The swallows have gone. The leaves are falling and so is the temperature. However whilst these changes mean summer is long gone and winter is snapping hard at the heels of autumn, it also means that now is a good time to go bird watching in Normandy. With few leaves to hide behind it is much easier to see our local feathered friends.

I have written before on my other blog (A Green and Rosie Life) about rare birds you can see locally but at this time of year I take much enjoyment in simply seeing more common birds - and on a bright and frosty winter's day you can really appreciate their plumage. So what are my favourites?

Favourite Winter Birds in Normandy

 

Yellowhammers (Bruant jaune)

A much needed flash of yellow to brighten up winter. We have a flock of these that I regularly see on the road from the gite up to Lénault

Yellowhammer

Goldfinches (Chardonneret)

Now I think these are up there in my top 5 of all time favourite birds. They are just so colourful and for that reason I always let some of my weeds such as thistles go to seed. Watching goldfinches feed on a patch of thistle heads is an absolute joy and I am happy to have a few extra weeds next year if that is the price I have to pay.

Buzzards (Buse)

Something a bit larger this time. Travel along any country lane in this part of Normandy and keep your eye on the overhead wires and fence posts and I am sure you'll see more than one of these majestic birds. Alternatively look up in the sky and you'll see them soaring high. Stunning birds ... although not immune to accidents as I wrote about in this poem - From Sky to Earth

Robins (Rouge-gorge)

It's is funny how few of these resident birds you see through the summer but in winter that red breast catches the sunlight and they seem to be everywhere. No wonder they are the iconic Christmas bird and I just love seeing them!

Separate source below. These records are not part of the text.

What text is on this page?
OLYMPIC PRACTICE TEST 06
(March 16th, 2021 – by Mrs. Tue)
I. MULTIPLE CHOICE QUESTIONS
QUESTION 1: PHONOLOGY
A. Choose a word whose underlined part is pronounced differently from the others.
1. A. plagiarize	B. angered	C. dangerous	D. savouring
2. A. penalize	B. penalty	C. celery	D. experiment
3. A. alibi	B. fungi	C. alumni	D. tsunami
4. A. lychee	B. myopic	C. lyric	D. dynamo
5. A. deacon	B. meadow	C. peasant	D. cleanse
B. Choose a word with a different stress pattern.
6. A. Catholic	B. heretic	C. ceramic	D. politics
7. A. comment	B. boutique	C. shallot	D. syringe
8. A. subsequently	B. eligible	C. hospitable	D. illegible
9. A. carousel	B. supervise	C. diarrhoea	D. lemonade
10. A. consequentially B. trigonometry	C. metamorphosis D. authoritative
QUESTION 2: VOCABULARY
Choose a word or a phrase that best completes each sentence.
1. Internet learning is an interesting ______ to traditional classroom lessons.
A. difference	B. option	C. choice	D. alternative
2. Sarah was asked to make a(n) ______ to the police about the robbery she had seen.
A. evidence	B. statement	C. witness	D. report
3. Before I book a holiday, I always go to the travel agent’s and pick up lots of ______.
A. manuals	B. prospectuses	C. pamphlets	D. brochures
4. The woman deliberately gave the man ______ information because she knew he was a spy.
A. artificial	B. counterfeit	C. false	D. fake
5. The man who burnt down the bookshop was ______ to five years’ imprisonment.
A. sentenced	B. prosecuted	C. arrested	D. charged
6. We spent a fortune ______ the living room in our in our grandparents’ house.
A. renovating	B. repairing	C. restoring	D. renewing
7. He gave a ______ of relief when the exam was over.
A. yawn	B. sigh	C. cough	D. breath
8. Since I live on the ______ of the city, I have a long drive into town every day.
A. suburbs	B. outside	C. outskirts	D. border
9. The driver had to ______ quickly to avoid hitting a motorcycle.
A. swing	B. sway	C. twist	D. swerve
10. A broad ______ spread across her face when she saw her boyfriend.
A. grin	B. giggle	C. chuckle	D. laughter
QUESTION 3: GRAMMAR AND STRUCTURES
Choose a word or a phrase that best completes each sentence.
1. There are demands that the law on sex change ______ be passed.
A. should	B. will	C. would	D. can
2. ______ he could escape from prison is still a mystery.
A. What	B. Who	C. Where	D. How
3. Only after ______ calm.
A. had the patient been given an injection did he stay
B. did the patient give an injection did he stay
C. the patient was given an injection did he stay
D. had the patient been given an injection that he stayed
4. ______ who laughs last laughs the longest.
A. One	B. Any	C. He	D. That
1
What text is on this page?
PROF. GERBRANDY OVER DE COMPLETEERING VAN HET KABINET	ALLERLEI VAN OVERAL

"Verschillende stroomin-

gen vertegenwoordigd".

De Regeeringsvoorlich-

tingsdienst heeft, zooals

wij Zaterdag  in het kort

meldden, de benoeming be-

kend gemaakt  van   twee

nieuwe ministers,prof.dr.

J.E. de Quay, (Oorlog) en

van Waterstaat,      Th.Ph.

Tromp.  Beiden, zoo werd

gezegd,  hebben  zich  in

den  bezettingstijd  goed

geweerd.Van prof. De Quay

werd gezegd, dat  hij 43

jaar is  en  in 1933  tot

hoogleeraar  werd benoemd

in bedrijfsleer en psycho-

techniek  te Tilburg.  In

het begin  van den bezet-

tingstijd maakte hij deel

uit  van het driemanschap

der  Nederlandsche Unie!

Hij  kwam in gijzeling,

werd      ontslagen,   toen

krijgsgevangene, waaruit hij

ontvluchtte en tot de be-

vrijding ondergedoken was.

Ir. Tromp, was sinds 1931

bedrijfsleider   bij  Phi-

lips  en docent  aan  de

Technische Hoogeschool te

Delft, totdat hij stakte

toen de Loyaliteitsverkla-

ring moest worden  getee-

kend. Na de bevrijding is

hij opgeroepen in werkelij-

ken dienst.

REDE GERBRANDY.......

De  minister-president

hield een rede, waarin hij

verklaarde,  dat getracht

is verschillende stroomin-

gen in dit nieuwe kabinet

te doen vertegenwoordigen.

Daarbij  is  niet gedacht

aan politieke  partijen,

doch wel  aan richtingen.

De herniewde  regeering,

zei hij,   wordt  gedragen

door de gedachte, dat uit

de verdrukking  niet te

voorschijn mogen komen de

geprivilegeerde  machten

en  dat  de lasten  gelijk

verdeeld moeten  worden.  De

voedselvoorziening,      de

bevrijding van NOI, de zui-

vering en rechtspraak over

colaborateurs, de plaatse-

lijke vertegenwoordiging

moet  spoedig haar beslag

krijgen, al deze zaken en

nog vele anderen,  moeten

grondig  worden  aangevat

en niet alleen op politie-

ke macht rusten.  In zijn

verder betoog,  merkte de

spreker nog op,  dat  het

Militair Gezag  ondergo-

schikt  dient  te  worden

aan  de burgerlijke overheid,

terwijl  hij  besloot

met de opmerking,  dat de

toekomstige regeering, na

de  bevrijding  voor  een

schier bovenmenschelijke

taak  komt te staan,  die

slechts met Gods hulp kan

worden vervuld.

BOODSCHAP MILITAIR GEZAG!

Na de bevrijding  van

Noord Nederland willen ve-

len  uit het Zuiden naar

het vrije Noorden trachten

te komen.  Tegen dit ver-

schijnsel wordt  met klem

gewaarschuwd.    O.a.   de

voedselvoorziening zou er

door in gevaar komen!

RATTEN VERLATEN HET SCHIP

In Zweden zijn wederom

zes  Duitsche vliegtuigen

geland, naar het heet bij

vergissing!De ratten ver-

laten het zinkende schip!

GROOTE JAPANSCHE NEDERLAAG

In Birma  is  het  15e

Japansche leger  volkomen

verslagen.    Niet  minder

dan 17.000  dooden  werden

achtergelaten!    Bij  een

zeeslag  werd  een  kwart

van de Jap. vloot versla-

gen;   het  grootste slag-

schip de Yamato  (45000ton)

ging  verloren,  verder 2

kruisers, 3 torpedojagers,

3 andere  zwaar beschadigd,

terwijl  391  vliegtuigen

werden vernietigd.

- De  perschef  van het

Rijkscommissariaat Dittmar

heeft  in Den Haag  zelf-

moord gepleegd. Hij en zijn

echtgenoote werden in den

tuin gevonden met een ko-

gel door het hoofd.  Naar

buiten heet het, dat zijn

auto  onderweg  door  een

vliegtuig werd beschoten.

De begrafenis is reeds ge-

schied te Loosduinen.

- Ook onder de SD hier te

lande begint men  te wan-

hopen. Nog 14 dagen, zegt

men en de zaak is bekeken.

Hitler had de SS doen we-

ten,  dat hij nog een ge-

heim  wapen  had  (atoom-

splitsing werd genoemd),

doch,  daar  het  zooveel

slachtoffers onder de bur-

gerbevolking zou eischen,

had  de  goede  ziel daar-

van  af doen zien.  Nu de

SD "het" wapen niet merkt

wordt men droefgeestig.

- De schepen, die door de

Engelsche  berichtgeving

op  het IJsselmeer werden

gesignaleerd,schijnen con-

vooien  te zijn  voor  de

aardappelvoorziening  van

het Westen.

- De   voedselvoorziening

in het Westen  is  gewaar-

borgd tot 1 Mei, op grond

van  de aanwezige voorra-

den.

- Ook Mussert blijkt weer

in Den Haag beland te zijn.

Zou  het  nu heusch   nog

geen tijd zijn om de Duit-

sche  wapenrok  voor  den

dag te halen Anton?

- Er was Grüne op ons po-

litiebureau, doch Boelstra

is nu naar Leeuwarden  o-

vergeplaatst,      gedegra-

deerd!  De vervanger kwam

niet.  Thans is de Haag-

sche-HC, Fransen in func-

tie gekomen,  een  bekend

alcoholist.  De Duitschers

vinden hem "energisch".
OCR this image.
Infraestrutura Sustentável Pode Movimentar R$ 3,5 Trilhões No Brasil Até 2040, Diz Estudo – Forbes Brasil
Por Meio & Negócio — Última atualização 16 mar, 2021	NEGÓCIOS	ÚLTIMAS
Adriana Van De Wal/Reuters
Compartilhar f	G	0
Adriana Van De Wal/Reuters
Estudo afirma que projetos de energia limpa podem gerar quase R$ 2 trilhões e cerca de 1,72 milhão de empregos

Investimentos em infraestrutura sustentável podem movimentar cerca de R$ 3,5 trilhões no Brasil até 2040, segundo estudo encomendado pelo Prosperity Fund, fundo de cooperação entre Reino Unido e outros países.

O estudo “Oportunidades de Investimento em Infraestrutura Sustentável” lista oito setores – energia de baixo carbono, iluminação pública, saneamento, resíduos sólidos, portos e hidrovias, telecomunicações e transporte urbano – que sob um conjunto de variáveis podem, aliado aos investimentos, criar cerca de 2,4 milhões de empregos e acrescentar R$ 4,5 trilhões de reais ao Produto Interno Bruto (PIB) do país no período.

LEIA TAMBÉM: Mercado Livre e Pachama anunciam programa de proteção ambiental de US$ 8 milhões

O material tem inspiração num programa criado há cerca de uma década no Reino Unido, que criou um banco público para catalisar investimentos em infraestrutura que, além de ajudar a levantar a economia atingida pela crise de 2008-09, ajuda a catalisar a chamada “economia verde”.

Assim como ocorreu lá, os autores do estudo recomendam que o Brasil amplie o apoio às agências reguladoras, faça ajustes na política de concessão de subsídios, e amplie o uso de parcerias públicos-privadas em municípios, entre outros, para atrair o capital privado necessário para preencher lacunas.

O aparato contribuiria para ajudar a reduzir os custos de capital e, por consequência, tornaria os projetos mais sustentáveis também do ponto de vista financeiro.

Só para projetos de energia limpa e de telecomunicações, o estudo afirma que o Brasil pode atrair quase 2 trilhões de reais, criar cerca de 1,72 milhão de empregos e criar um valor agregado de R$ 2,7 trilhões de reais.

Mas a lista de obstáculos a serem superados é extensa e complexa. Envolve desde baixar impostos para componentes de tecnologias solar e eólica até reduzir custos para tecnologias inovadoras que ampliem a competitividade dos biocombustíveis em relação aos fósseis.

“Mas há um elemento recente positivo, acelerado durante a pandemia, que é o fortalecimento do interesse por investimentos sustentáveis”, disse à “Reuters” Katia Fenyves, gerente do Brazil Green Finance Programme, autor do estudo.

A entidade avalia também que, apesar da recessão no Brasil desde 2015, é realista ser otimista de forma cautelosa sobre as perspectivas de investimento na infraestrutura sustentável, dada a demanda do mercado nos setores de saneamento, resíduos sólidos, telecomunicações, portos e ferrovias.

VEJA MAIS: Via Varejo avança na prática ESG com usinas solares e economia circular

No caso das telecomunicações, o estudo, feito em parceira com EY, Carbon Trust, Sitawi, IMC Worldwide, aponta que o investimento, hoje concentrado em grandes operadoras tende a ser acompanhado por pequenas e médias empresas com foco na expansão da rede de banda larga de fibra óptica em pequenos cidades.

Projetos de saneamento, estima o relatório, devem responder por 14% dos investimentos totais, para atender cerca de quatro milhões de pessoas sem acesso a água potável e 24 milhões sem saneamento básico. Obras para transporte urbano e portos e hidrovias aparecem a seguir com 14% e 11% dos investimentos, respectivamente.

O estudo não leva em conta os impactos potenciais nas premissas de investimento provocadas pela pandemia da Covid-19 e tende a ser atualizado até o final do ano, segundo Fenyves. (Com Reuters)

Long tailed tits (Mésange à longue queue)

This particular tit stays in family groups and often, when walking around the Lénault footpaths, I will see a family group, flitting through the bare branches, chattering endlessly to each other. Lovely!

Long tailed tits on a bird feeder
 

Fieldfares (Grive litorne) and Redwings (Grive mauvis

You know winter is here with the arrival of these birds from the thrush family. Thank goodness we planted so many hawthorn bushes in our hedges as they love to gorge on the berries through the cold winter days.

Lapwings (Vanneau huppé)

In the summer lapwings spend their time at the coast but bad winter weather sends them inland and large flocks of them can been seen in fields around the gite. Watching hundreds of these black and white beauties rise into the sky when disturbed is a truly wonderful sight.

Coastal waders

If lapwings have piqued your interest in similar birds then a trip up to the Normandy coast is what you need. Pack a hot drink and take a walk along the now quiet beaches where hundreds of dunlin (Bécasseau variable), redshank (Chevalier gambette), oystercatchers (Huîtrier pie) and gulls (mouettes) etc. will have taken the place of summer sunbathers and sand castle builders. 

Flock of Dunlin at Ouistreham Beach, Normandy 

Wading birds on Ouistreham Beach, Normandy

I have given the name of these birds in French in brackets. You can find more info on the birds you might see at Eco-Gites of Lenault and their French names on this post - Bird names in French.

Are you a seasoned birdwatcher who enjoys heading out in winter? If so do head over to Normandy and give me a helping hand identifying all those other birds I see here and at the beach but that I simply have to classify as "LBJ's" - (Little Brown jobs!!)